Smith looks like a guy that goes on a lot of first dates
Tonight i am praying for god to turn my pussy into apple pie because i cant count the number of times bruce chooses food over sex.
If a cop asks you "Where do you go for fun?", it's not a pick up line...especially if he just pulled you over.
It's like alcoholism for beginners at my kitchen table.
I walked in on you rubbing your nose all over his face while straddling him and yelling "I'M SO SORRY!" repeatedly. I'd say you were in pretty good shape at that point in the night.
Day drunk and a can of soup and wine straight from the bottle and alone and on my kitchen floor.
Dude.. full face helmets and hangovers do not mix... I am never going to get rid of the smell of puke.
he told me it was nice to see me not blacked out mumbling to myself in the front seat, I told him it was nice to see him not in handcuffs.
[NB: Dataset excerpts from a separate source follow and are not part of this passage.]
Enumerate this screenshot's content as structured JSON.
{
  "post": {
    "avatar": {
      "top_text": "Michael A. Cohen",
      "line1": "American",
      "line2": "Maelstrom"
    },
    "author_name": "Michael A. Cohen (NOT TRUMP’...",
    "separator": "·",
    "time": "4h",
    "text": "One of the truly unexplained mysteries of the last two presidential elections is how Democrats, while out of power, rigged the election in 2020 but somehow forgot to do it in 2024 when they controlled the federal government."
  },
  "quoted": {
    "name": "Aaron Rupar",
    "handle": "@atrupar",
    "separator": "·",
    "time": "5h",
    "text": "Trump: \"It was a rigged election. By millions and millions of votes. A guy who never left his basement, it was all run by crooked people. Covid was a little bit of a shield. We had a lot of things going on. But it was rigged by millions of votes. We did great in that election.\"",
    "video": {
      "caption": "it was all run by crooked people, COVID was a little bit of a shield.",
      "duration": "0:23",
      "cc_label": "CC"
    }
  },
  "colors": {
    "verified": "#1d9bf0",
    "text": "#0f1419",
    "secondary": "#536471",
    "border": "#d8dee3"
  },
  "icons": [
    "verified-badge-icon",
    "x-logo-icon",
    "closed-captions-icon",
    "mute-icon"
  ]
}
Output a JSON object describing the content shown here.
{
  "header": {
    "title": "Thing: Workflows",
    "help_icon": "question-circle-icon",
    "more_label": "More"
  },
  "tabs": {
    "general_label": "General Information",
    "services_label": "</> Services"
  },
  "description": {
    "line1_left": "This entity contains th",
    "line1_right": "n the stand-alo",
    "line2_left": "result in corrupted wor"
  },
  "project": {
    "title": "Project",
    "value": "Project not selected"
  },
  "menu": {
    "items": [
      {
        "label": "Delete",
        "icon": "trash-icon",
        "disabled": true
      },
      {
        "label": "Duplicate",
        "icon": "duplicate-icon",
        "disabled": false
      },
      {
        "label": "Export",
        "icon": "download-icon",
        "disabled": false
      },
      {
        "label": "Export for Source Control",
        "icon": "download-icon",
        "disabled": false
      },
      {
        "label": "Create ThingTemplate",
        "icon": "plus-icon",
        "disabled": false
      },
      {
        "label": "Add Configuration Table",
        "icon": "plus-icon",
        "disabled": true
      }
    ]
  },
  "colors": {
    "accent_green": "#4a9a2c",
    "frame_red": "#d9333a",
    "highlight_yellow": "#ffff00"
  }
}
He called me piss drunk at 7:30pm while cooking bacon and said he was going to bed. I don't think he's taking it well.
Everytime I get drunk I wake up hugging the bag of bagels from three months ago
You know you're a heffer when you discover chocolate frosting on your smoking apparatus
The struggle bus crashed, rolled down a mountain, and went on fire, and I was on it ugh.
We need some Captain and Fanta. That shit will change your life. Sidenote, bring an IV drip to hook me to in the morning
I feel like I should send her I'm sorry I've been fucking your boyfriend flowers.
Pride log, day two. Noticing more bruises and scrapes. Liver functions probably very lowered.